New people and a stimulating environment

For Holly, one of the best aspects of going to university has been meeting lots of new people as she explains: “The students are all friendly and everyone is happy to help each other (even students in different years). Also, the staff are so helpful and all have a genuine interest for you to learn and do well.”

Another great aspect for Holly is the campus at Leeds. It has a lot of libraries and study spaces, so everyone can always find somewhere best suited to what they need to work or socialise. Holly also says: “There’s plenty of coffee shops to get that needed caffeine fix and places like Old Bar are perfect if you need something stronger after a long day!”

And as a city, Leeds has something for everyone. There are plenty of parks for walks, lots of different restaurants and cafes, a good nightlife scene. It also has a well-integrated campus, so students feel part of the city too while still feeling safe.

Exciting projects

Holly was lucky enough to do a summer internship between her second and final year in the molecular and nanoscale physics group. She assisted in the research of a lateral flow assay for colorectal cancer detection which was exciting because it meant performing research into something no one has done before.

For her final year project, Holly carried out research into uncertainties that arise during lung cancer radiotherapy treatment. This allowed her to become familiar with medical journals and look at data relating to patients. The best part of this project was that it’s a current issue within radiotherapy departments, so it is interesting to be performing research that is useful.

Ambitions for the future

Holly says the course has been both challenging and rewarding. She’s certainly enjoyed meeting a broad range of people and that has helped her to create a network and understand better how to build strong relationships with people – all of which will help her as she enters the workplace 

“Throughout my degree I have found a passion for medical physics. I love the idea of being able to put my degree to good use by helping people and researching ways to improve healthcare. I am hoping to progress into a role in medical research/engineering.”

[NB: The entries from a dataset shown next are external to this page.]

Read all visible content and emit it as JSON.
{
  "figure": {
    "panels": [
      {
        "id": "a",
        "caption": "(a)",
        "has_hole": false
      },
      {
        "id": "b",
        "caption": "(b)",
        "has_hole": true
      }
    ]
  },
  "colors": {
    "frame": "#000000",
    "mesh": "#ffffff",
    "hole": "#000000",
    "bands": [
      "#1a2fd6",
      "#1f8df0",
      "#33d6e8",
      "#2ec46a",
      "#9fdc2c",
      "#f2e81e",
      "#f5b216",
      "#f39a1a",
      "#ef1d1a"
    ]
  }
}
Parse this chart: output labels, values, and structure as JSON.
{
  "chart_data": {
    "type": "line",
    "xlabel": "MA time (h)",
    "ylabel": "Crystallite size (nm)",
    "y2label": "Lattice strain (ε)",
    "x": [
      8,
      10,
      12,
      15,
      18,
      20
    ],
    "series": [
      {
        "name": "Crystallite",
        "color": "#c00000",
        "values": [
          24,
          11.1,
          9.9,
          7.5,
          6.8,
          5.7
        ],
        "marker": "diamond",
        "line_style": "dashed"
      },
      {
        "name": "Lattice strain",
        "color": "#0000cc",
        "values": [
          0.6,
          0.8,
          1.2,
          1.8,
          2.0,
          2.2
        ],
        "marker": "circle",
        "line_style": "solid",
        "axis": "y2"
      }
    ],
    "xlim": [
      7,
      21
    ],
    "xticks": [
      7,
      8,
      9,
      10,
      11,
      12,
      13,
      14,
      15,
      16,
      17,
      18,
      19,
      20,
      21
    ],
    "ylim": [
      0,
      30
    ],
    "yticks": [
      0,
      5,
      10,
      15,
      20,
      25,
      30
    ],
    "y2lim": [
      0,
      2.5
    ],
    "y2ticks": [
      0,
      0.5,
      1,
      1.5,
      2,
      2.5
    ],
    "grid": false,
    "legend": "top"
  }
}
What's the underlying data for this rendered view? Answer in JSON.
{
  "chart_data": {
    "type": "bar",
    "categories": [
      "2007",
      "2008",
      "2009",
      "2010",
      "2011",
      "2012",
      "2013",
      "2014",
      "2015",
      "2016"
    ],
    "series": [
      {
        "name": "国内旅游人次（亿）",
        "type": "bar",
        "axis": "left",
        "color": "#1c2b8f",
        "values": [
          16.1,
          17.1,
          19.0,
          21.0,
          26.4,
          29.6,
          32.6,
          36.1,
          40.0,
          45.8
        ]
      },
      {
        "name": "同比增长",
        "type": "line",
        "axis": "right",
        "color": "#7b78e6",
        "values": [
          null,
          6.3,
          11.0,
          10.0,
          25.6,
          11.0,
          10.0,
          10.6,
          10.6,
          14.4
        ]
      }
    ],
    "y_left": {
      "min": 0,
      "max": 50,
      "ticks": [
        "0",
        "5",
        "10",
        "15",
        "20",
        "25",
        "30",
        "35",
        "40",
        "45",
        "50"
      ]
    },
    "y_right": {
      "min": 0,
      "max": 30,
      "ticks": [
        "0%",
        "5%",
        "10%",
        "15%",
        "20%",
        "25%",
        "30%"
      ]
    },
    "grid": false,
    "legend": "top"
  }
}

Holly has some excellent advice to share with future students too. 

“Physics is a challenging but rewarding course. Even if you feel like you are finding it hard or maybe have a bit of imposter syndrome (something I struggled with), you’re definitely not alone and it’s important to make the most of talking to the people around you and not being afraid to ask for support. Also, make sure you find that work-life balance otherwise you can burn yourself out!”